FIG 1.

Flow chart of subject recruitment for the serum panels and case classification during phases I and II. ZIKV-infected serum specimens were obtained from participants presenting at the Puerto Rico hospital from 2015 to 2017. Suspected cases of flavivirus infection were those with clinical symptoms matching the case reporting criteria defined by the CDC and were admitted to the hospital for further diagnosis. All patients were classified as having a ZIKV or a DENV infection based on the results of ZIKV- or DENV-specific RT-PCR analyses, respectively. Patients who tested negative by either ZIKV- or DENV-specific RT-PCR were further subjected to an IgM test for the sera collected during the convalescent phase. Only specimens that were ZIKV specific, were RT-PCR positive in the acute phase, and had seroconversion of IgM in the convalescent phase were included here.

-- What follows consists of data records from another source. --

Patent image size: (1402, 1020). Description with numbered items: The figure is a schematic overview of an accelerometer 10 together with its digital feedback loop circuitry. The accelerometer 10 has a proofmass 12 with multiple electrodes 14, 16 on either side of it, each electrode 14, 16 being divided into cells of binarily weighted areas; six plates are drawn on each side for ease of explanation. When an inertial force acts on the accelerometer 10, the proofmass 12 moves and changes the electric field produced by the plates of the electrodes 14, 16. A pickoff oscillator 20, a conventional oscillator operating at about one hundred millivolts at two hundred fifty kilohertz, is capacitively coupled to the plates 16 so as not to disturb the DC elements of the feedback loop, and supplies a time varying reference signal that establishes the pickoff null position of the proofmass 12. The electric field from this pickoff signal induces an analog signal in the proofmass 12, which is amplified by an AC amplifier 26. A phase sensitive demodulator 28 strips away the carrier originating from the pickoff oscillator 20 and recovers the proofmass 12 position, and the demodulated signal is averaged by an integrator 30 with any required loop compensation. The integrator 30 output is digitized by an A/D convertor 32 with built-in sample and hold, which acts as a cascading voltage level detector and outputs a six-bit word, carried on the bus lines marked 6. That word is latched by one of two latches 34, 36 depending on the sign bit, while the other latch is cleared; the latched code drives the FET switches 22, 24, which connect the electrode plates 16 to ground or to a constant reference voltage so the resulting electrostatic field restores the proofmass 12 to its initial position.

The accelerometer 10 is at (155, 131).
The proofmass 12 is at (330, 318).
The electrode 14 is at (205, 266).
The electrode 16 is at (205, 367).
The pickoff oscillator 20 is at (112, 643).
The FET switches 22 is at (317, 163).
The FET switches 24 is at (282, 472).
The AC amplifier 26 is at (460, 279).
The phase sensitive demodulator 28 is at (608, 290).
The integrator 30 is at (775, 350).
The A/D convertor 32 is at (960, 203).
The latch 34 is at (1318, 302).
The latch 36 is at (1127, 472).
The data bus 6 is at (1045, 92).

Those without confirmations by RT-PCR or IgM laboratory results were excluded. The criteria of all ZIKV- and DENV-confirmed specimens used in phase I included that the paired sera were collected during the acute and convalescent phases of illness and that the disease status was further determined by an FRµNT₉₀ on ZIKV and DENV-2 in order to properly establish the cutoff value of our assay. The only criterion for the serum panel used in phase II is that it was double blind. All DENV-positive specimens were collected during 2010 to 2012 during the time the paired specimen from the same patient was rare. The negative specimens were obtained during 2016, and they are all negative by RT-PCR assay for DENV, ZIKV, and chikungunya virus (CHIK) in the acute phase and negative for IgM in convalescent-phase samples.